FARC, a Marxist guerrilla organisation, started its insurgency in the 1960s under the slogan of agrarian reform, seeking to redistribute lands to small peasants and ban large landholdings. The 23 June 2016 peace agreement inked between FARC and the Colombian government of President Juan Manuel Santos in Havana was supposed to deal with the agrarian inequality among other issues, envisaging the creation of Fondo de Tierras (a land fund) to distribute land to landless people or poor peasants, the protection of rights of small and middle-sized farmers, and government investments into rural communities.
However, the much-anticipated rural reform is still facing a lot of bumps in the road to its implementation, including resistance from large land owners, "anti-restitution" paramilitaries as well as an apparent lack of commitment from Colombia's right-wing government, although the country's Congress had passed a series of initiatives to deal with the land problem.
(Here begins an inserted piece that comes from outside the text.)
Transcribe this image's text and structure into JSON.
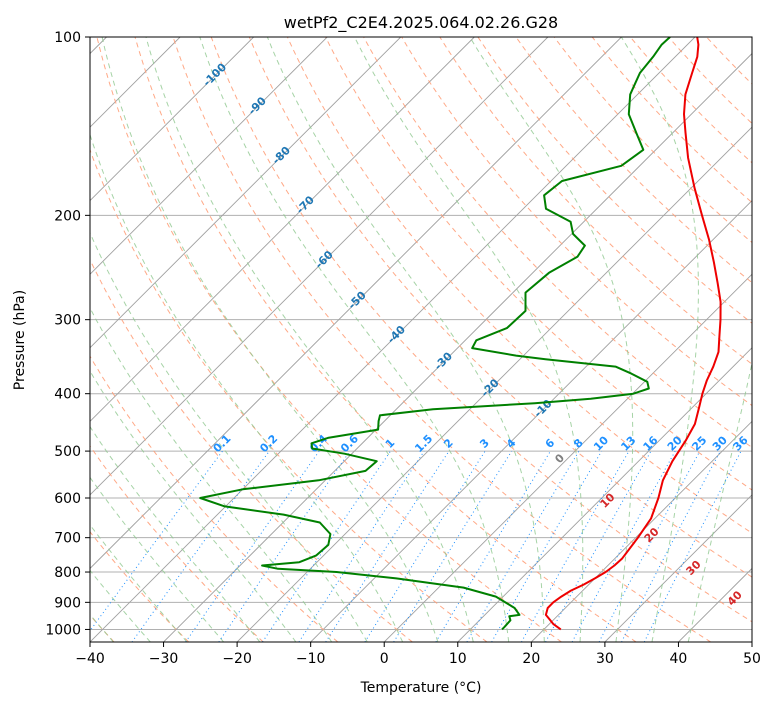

For his part, Ivan Duque, who has been at the helm since 7 August 2018, has repeatedly called for reconsidering the peace agreement with the Marxist group, which prompted the protesters to include the full implementation of the Bogota-FARC peace provisions to their demands.
In addition, the National Strike Committee is now also demanding that Duque kick off negotiations with the National Liberation Army (ELN), the country's remaining guerrilla organisation.
Social Inequality is a Major Problem in Chile, Ecuador & Colombia
Assessing the ongoing turmoil in Latin America, Viani underscores that "the greatest interrelation between the conflicts in Chile, Ecuador and Colombia are the major inequalities that the people in those countries suffer".
"Especially in Chile and Colombia, which were the neo-liberal right-wing examples of countries that 'work well'," he notes. "During the demonstrations that artificial construction fell of and the inequalities of the systems were exposed."
The political analyst points out that "at the beginning of the year it seemed that only Venezuela, Nicaragua or Haiti would be the focus of serious social conflicts", however, "massive demonstrations took place over the months in Puerto Rico, Honduras, Peru, Chile, Colombia and Bolivia".
"One of the main characteristics of the protests, as in the rest of the world, is that there is no clear leadership, but rather a wide range of claims and especially, a great frustration of the people towards the traditional ruling class. Today the organisation, due to social networks and the immediacy of information, is much simpler", he opines.
The Colombian protests erupted on 21 November over rumours that the government was going to raise the pension age and cut the minimum wage. The demonstrations were accompanied by violent clashes with the riot police which led to overnight curfews in Cali and Bogota. According to some estimates, at least four people have died, 533 were injured and 172 detained. The turmoil has become one of the largest since 1977 labour riots in which at least 13 were killed, over 100 wounded and thousands arrested.